Pour les réduire à l’impuissance, la solution serait de déconnecter le module AIS des navires entrant dans les zones à risques telles que le golfe d’Aden. Toutefois, si elle éteint le moniteur et ne permet plus la visualisation de la zone de navigation, l’émission n’est pas stoppée pour autant, pour des raisons de sécurité, notamment l’anticollision. Il faut donc désactiver complètement le système [7] afin de diminuer au maximum les risques d’interception par les pirates.
Quelques « prises de choix » à mettre à l’actif des pirates somaliens
– Le 4 avril 2008 les pirates somaliens s’emparent du Ponant , un trois mats de luxe qui revient des Seychelles et qui fait route vers la Méditerranée. Appartenant à un armateur français, le navire n’a pas de passager à bord, mais une trentaine de membres d’équipage dont 22 Français.
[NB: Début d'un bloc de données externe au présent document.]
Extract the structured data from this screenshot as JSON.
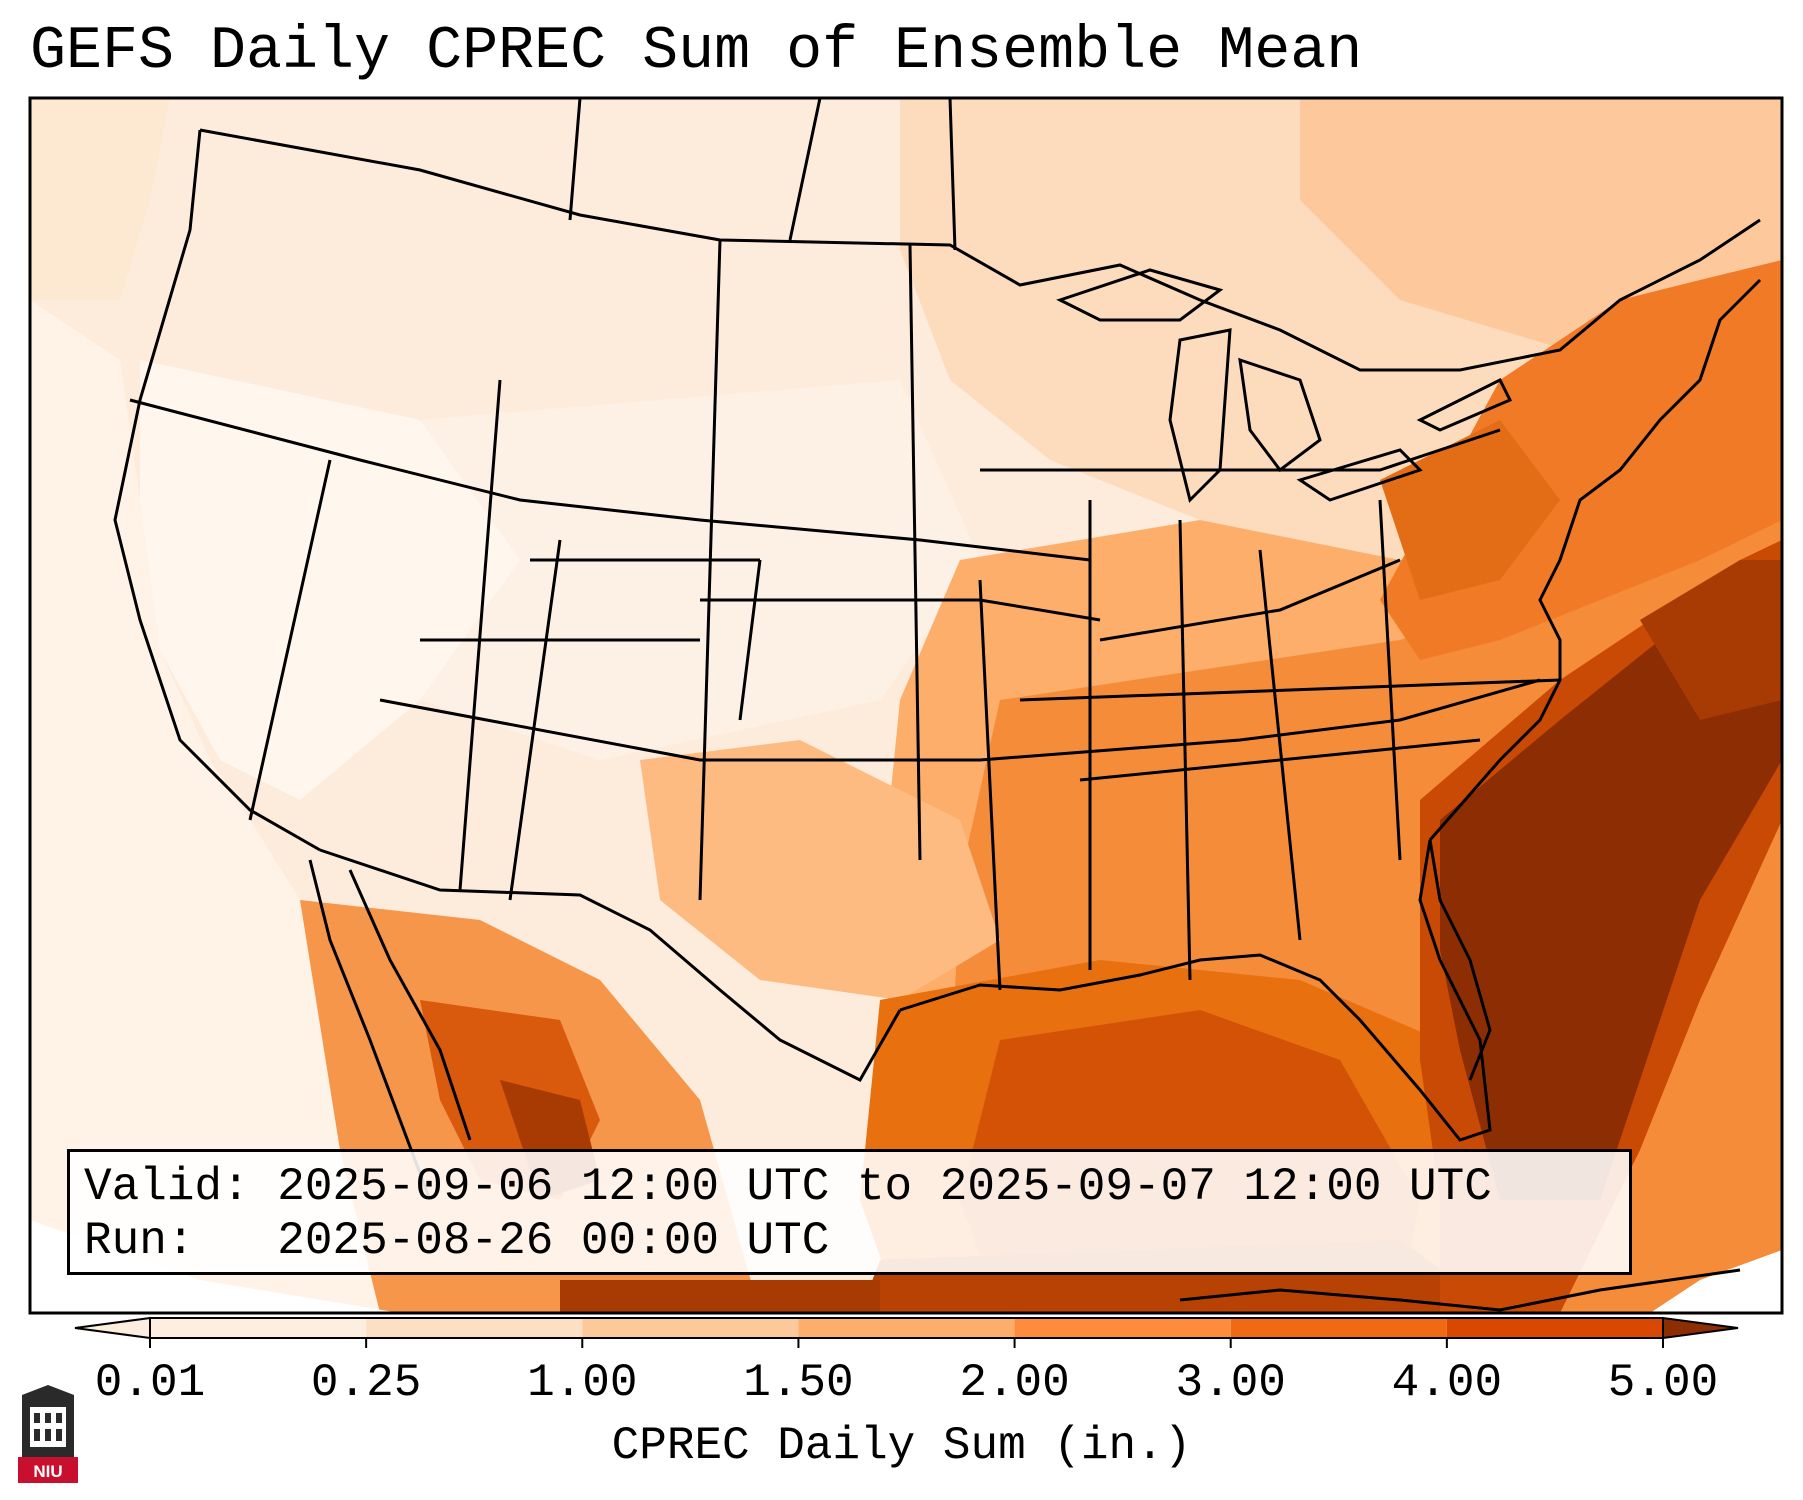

Le 11 avril de la même année des commandos-marine français libèrent les otages, récupèrent une partie de la rançon et capturent plusieurs des pirates.
– Le 25 septembre 2008 c’est le Faina , un cargo ukrainien battant pavillon du Belize, qui est arraisonné au large des côtes somaliennes. Ce piratage est presque passéinaperçu au milieu de la centaine d’autres cas de piraterie recensés dans cette zone au cours de l’année. Cependant sa cargaison est loin d’être banale puisqu’elle comprend notamment 33 chars de fabrication soviétique de type T-72, et divers types de munitions. Une cargaison qui suscite la polémique puisque, si elle est officiellement destinée à l’armée kenyane, le véritable destinataire serait le Sud Soudan toujours sous le coup d’un embargo de l’ONU.
Fin janvier 2009, l’équipage, le cargo et sa précieuse cargaison, se trouvent toujours aux mains des pirates.
– Le Sirius Star , super pétrolier appartenant à une filiale maritime de la compagnie nationale séoudienne ARAMCO et transportant 300 000 tonnes de pétrole, a été arraisonné le 15 novembre 2008.
Il a pu reprendre sa route le 9 janvier 2009 après le discret paiement d’une rançon dont le montant n’a pas été rendu public.
Alain Charret
Membre du comité de rédaction du journal Les nouvelles d’Addis
Chercheur associé au Centre français de recherche sur le renseignement (CF2R)
- [1] « Les forces US luttent-elles contre les pirates somaliens ? », Les nouvelles d’Addis n°65, p. 4.
- [2] Système d’identification automatique.
- [3] Very High Frequency.
- [4] Universal Time Coordinated.
- [5] Global Positioning System.
- [6] Differential Global Positioning System.
- [7] Une telle option existe dans le menu de ces appareils d’aide à la navigation.